Besonders erschüttert habe ihn die Haltung „meiner Mitmenschen und meiner Regierung“, die einfach hinnehme, dass die Angriffe fortgesetzt werden, dass sich seit dem blutigen Angriff der Hamas die Hölle geöffnet habe und dass die israelische Regierung „mit ihrer Siedlungspolitik systematisch gegen geltendes Recht verstößt“. Warum, so fragte er, „ist Deutschland, meine Heimat, so still?“
23 Tote in einer Familie
„Die letzten Monate haben uns die Augen geöffnet, welch großes Privileg es ist, dass wir in Frieden leben, studieren und uns weiterbilden dürfen“, sagte danach Samet Taşkin von der Muslimischen Hochschulgruppe. Das sei im Gazastreifen jedoch nicht möglich; dort sind seit Beginn des Kriegs alle Schulen geschlossen. Den Menschen werde somit „nicht nur die Chance auf Bildung, sondern auf ein friedliches Leben ohne Konflikte und Ungerechtigkeit blockiert“.

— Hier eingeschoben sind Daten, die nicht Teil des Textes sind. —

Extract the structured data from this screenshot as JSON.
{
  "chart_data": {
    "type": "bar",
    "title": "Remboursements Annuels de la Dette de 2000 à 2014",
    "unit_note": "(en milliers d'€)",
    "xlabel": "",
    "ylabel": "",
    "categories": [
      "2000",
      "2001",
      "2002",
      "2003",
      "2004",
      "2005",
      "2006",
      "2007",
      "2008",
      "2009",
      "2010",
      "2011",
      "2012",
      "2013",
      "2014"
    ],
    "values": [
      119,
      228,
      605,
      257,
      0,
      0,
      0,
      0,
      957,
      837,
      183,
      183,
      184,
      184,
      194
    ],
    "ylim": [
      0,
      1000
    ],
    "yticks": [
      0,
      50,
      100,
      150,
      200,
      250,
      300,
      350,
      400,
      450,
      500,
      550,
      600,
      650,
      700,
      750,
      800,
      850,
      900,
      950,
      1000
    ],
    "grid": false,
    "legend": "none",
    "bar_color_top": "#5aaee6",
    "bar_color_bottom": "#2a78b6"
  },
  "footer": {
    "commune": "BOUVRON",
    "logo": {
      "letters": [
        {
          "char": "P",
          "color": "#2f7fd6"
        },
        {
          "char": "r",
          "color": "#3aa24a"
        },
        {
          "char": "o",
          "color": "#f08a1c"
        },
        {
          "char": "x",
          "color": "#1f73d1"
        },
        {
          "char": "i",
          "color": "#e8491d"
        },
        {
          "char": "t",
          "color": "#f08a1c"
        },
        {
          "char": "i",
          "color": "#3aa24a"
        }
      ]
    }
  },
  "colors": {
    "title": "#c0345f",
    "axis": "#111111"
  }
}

Die Angriffe der israelischen Armee treffen auch Mitglieder der Konstanzer Hochschulgruppe, berichtete Taşkin: „Erst vor kurzem hat uns ein Bruder mitgeteilt, dass er in einer Nacht 23 Familienmitglieder verloren hat.“ Das habe sie alle stark mitgenommen, sagte er. Und forderte wie alle anderen Redner:innen einen sofortigen Waffenstillstand.
Anschließend verlas Najwa Juma aus Palästina unzählige Namen – Namen von Familienmitgliedern aus ihrer Nachbarschaft, die in den ersten Wochen umgekommen sind; Namen von Eltern und Schüler:innen ihrer Schule, die im ersten Monat den israelischen Angriffen zum Opfer gefallen waren; Namen, die nie wieder zu hören sein werden. Und für eine beklemmende Stille sorgten.
Danach informierte Manuel Oestringer vom Aktionsbündnis über die politische Lage, die im ganzen Nahen Osten zunehmend kritischer werde. Die US-amerikanischen und britischen Luftangriffe auf jemenitische Huthi-Rebellen, die seit längerem Frachtschiffe im Roten Meer beschießen; die jüngsten Militärschläge der USA auf Stellungen von pro-iranischen Milizen im Irak und in Syrien; die wachsenden Spannungen mit dem iranischen Regime und die offene Frage, wie lange sich die libanesische Hisbollah noch zurückhält – der Krieg in Gaza und der Westbank habe „an zahlreichen Fronten ein riesiges Eskalationspotenzial“.
Es sei gut möglich, so Oestringer, dass sich der Gewaltkonflikt zum „bisher größten Krieg des 21. Jahrhunderts“ entwickelt. Durchaus möglich ist daher auch, dass die Regierungen in Berlin und Washington bald bereuen werden, so lange geschwiegen und Isreal nicht gestoppt zu haben.